Print of the Pre Delivery Document in the link below. This will take you about 4 hours to complete. Let the dealer know (even send them a copy) you will be doing this.

We recommend everyone buying an trailer (new or used) to use this document to find problems. It takes me a LOT more than 4 hours to earn enough money to buy a trailer, so if you're like me, this will be a great way to spend 4 hours. Don't let the dealer just "tell" you everything is working...use this document and make sure for yourself. Leave the kids at home..they will get bored in 10 mins. Take a camera and notepad/pencils. Don't be afraid to ask the same question 3-4 times. It is your money...make sure you understand everything before giving it to the dealer.

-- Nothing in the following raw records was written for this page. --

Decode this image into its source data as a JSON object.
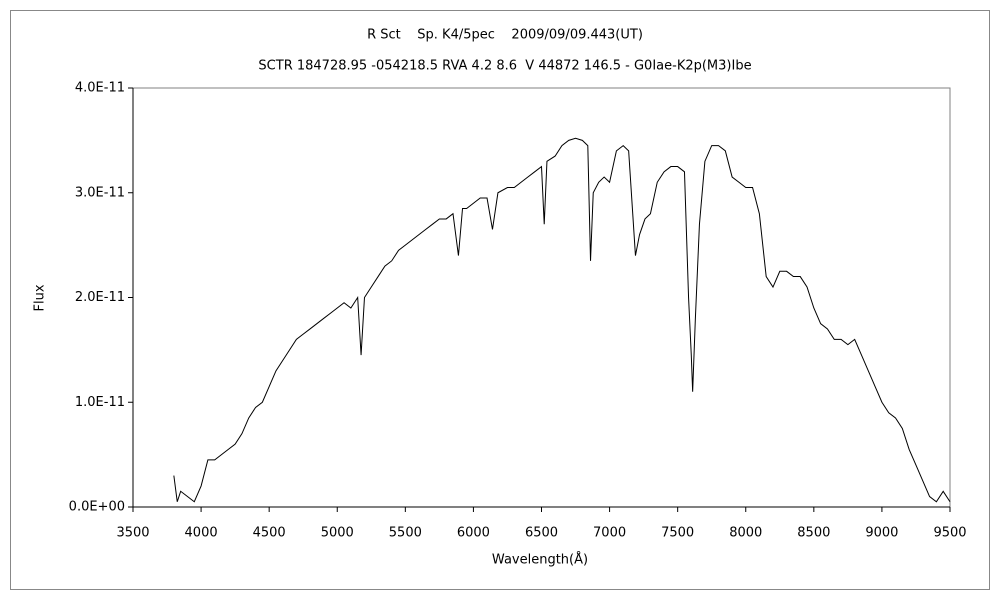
{
  "chart_data": {
    "type": "line",
    "title": "R Sct    Sp. K4/5pec    2009/09/09.443(UT)",
    "subtitle": "SCTR 184728.95 -054218.5 RVA 4.2 8.6  V 44872 146.5 - G0Iae-K2p(M3)Ibe",
    "x_label": "Wavelength(Å)",
    "y_label": "Flux",
    "color": "#000000",
    "grid": false,
    "xlim": [
      3500,
      9500
    ],
    "xticks": [
      3500,
      4000,
      4500,
      5000,
      5500,
      6000,
      6500,
      7000,
      7500,
      8000,
      8500,
      9000,
      9500
    ],
    "ylim": [
      0,
      4e-11
    ],
    "yticks": [
      {
        "value": 0,
        "label": "0.0E+00"
      },
      {
        "value": 1e-11,
        "label": "1.0E-11"
      },
      {
        "value": 2e-11,
        "label": "2.0E-11"
      },
      {
        "value": 3e-11,
        "label": "3.0E-11"
      },
      {
        "value": 4e-11,
        "label": "4.0E-11"
      }
    ],
    "x": [
      3800,
      3825,
      3850,
      3900,
      3950,
      4000,
      4050,
      4100,
      4150,
      4200,
      4250,
      4300,
      4350,
      4400,
      4450,
      4500,
      4550,
      4600,
      4650,
      4700,
      4750,
      4800,
      4850,
      4900,
      4950,
      5000,
      5050,
      5100,
      5150,
      5175,
      5200,
      5250,
      5300,
      5350,
      5400,
      5450,
      5500,
      5550,
      5600,
      5650,
      5700,
      5750,
      5800,
      5850,
      5890,
      5920,
      5950,
      6000,
      6050,
      6100,
      6140,
      6180,
      6250,
      6300,
      6350,
      6400,
      6450,
      6500,
      6520,
      6540,
      6600,
      6650,
      6700,
      6750,
      6800,
      6840,
      6860,
      6880,
      6920,
      6960,
      7000,
      7050,
      7100,
      7140,
      7170,
      7190,
      7220,
      7260,
      7300,
      7350,
      7400,
      7450,
      7500,
      7550,
      7580,
      7600,
      7610,
      7630,
      7660,
      7700,
      7750,
      7800,
      7850,
      7900,
      7950,
      8000,
      8050,
      8100,
      8150,
      8200,
      8250,
      8300,
      8350,
      8400,
      8450,
      8500,
      8550,
      8600,
      8650,
      8700,
      8750,
      8800,
      8850,
      8900,
      8950,
      9000,
      9050,
      9100,
      9150,
      9200,
      9250,
      9300,
      9350,
      9400,
      9450,
      9500
    ],
    "values": [
      3e-12,
      5e-13,
      1.5e-12,
      1e-12,
      5e-13,
      2e-12,
      4.5e-12,
      4.5e-12,
      5e-12,
      5.5e-12,
      6e-12,
      7e-12,
      8.5e-12,
      9.5e-12,
      1e-11,
      1.15e-11,
      1.3e-11,
      1.4e-11,
      1.5e-11,
      1.6e-11,
      1.65e-11,
      1.7e-11,
      1.75e-11,
      1.8e-11,
      1.85e-11,
      1.9e-11,
      1.95e-11,
      1.9e-11,
      2e-11,
      1.45e-11,
      2e-11,
      2.1e-11,
      2.2e-11,
      2.3e-11,
      2.35e-11,
      2.45e-11,
      2.5e-11,
      2.55e-11,
      2.6e-11,
      2.65e-11,
      2.7e-11,
      2.75e-11,
      2.75e-11,
      2.8e-11,
      2.4e-11,
      2.85e-11,
      2.85e-11,
      2.9e-11,
      2.95e-11,
      2.95e-11,
      2.65e-11,
      3e-11,
      3.05e-11,
      3.05e-11,
      3.1e-11,
      3.15e-11,
      3.2e-11,
      3.25e-11,
      2.7e-11,
      3.3e-11,
      3.35e-11,
      3.45e-11,
      3.5e-11,
      3.52e-11,
      3.5e-11,
      3.45e-11,
      2.35e-11,
      3e-11,
      3.1e-11,
      3.15e-11,
      3.1e-11,
      3.4e-11,
      3.45e-11,
      3.4e-11,
      2.8e-11,
      2.4e-11,
      2.6e-11,
      2.75e-11,
      2.8e-11,
      3.1e-11,
      3.2e-11,
      3.25e-11,
      3.25e-11,
      3.2e-11,
      2e-11,
      1.45e-11,
      1.1e-11,
      1.8e-11,
      2.7e-11,
      3.3e-11,
      3.45e-11,
      3.45e-11,
      3.4e-11,
      3.15e-11,
      3.1e-11,
      3.05e-11,
      3.05e-11,
      2.8e-11,
      2.2e-11,
      2.1e-11,
      2.25e-11,
      2.25e-11,
      2.2e-11,
      2.2e-11,
      2.1e-11,
      1.9e-11,
      1.75e-11,
      1.7e-11,
      1.6e-11,
      1.6e-11,
      1.55e-11,
      1.6e-11,
      1.45e-11,
      1.3e-11,
      1.15e-11,
      1e-11,
      9e-12,
      8.5e-12,
      7.5e-12,
      5.5e-12,
      4e-12,
      2.5e-12,
      1e-12,
      5e-13,
      1.5e-12,
      5e-13
    ]
  }
}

Best case...the dealer can let you spend the night in the trailer on their lot. This way you get to test everything, without someone watching over your shoulder.

http://home.comcast.net/~tannerjim1/Master%20PDI.pdf


----------



## Maryg (Jul 27, 2012)

Thanks for all the tips guys. It's a little scary being a newbie to all this. And I thought dealing with the black tank was bad enough! Lol..


----------



## Maryg (Jul 27, 2012)

Got her home a few weeks ago. The dealer got us a really nice anti-sway bar, weight distribution hitch, and installed the brake box. We got it home and did a good thorough cleaning. But it really didn't need much. Our first purchase for the trailer was a new queen mattress. You could feel EVERY coil on the old one. We purchased a memory foam mattress. Also got her stocked with the essentials (and then some) So far we have not been able to take her out:-( shes all dressed and no where to go. My husbands final bass tournament of the season is in a few weeks. I think I see a weekend at Lake Okeechobeee in our future. Lol.. Our three year old grandson has been having fun hanging out in it in the driveway with the air on and watching movies. It's his new hang out!


----------